Yeshua himself was the lamb of the supper! Incredibly, he knew all along that he himself was to be the sacrifice – sinless and unblemished – so that this would be the final ‘passing-over of death’, for all time and for all people. Unbelievable.
Six hours the fate of the universe hangs suspended in the balance. A Mother waits in agonising vigil below her son. “Behold your mother.”
The time arrives. “I thirst” he prompts. Bitter wine is lifted on a stick. The Suffering Servant of Isaiah’s ancient prophecy sips the wine. His next words at face value seem matter of fact; “It is finished” he says.
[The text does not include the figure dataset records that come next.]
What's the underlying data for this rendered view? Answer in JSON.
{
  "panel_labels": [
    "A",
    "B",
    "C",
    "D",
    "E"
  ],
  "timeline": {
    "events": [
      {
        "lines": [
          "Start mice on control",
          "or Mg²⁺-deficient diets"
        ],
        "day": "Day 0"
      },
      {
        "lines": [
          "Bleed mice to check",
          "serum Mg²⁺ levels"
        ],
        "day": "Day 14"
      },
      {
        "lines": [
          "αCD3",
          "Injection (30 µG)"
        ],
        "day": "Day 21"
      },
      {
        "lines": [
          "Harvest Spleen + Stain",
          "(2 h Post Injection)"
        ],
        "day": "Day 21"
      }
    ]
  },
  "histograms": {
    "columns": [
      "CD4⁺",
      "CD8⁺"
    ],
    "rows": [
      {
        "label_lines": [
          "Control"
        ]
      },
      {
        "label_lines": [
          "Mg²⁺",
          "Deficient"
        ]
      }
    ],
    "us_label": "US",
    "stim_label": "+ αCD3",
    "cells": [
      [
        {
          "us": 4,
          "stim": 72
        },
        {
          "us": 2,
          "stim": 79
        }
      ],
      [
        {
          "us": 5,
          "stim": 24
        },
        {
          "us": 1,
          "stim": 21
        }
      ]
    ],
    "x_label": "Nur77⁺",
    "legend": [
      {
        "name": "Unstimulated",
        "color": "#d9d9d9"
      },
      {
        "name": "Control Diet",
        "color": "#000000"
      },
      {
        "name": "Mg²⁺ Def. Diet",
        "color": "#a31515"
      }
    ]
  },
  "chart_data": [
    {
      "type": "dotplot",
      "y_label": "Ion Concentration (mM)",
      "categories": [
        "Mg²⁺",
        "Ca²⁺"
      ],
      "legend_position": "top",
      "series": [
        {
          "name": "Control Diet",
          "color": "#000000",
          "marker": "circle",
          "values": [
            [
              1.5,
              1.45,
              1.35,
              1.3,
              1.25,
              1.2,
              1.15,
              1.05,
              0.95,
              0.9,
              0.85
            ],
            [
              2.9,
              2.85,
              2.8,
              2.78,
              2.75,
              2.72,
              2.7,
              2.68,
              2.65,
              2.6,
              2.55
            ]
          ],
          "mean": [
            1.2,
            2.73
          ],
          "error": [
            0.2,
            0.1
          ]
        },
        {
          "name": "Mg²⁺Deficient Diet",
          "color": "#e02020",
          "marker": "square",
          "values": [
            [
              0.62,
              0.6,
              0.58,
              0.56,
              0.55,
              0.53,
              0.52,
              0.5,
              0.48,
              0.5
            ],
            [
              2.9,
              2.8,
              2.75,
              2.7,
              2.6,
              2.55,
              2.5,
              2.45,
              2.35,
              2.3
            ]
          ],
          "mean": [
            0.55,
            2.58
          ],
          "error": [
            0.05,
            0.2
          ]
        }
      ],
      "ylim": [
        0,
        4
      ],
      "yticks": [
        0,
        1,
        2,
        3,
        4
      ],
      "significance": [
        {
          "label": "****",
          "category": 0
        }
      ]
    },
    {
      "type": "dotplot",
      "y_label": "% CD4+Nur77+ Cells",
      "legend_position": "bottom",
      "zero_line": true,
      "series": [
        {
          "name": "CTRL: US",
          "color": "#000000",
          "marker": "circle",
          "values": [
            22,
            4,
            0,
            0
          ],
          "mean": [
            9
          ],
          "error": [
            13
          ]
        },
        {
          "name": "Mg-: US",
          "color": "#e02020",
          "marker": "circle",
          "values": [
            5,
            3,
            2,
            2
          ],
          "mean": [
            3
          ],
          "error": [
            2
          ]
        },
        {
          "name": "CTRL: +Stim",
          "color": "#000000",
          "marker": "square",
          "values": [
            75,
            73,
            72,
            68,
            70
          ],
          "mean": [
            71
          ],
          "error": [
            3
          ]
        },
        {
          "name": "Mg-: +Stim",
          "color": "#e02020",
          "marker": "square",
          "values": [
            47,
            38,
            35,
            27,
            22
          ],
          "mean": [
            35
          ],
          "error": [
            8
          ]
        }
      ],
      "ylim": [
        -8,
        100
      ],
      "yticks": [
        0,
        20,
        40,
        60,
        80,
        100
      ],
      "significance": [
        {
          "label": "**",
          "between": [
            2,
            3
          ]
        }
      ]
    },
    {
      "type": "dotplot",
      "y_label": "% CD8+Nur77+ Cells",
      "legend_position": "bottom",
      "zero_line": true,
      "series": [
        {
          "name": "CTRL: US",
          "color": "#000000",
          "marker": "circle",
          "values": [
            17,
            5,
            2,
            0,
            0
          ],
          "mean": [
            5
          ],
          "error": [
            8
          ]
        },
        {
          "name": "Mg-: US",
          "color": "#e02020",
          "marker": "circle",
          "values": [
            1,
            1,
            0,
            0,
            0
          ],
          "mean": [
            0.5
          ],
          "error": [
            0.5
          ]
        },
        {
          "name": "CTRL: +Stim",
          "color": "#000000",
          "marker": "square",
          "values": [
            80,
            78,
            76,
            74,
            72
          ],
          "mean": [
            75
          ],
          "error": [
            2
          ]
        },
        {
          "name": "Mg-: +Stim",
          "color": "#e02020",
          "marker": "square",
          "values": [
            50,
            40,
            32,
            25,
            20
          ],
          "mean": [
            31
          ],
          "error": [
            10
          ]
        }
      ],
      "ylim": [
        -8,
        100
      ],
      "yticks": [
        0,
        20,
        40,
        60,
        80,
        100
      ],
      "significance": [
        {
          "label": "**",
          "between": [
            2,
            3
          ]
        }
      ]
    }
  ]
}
Wait… what is finished? What does he mean; that his suffering is finally over? Yes, but much more than that. This was the fourth cup. The one he wrestled to accept in the garden – ‘the Last Cup of the Last Supper’. The Passover ceremony was finally complete – “a new covenant in my blood” he had said. For millennia the followers of Yeshua would enact those same words, those same actions, “in memory of me”. Breaking bread together they would ‘eat the Lamb’. Sharing wine they would ‘drink the Blood with the Life in it’. They would never be the same. And they would never forget.
Commending his spirit to God, Yeshua breathed his last, and we inhaled our first.
“Behold, I make all things new” he had said.
It was a new day.
“Blessed are those called to the supper of the lamb” the priest says at every Mass, lifting up the Lord of the universe in his hands.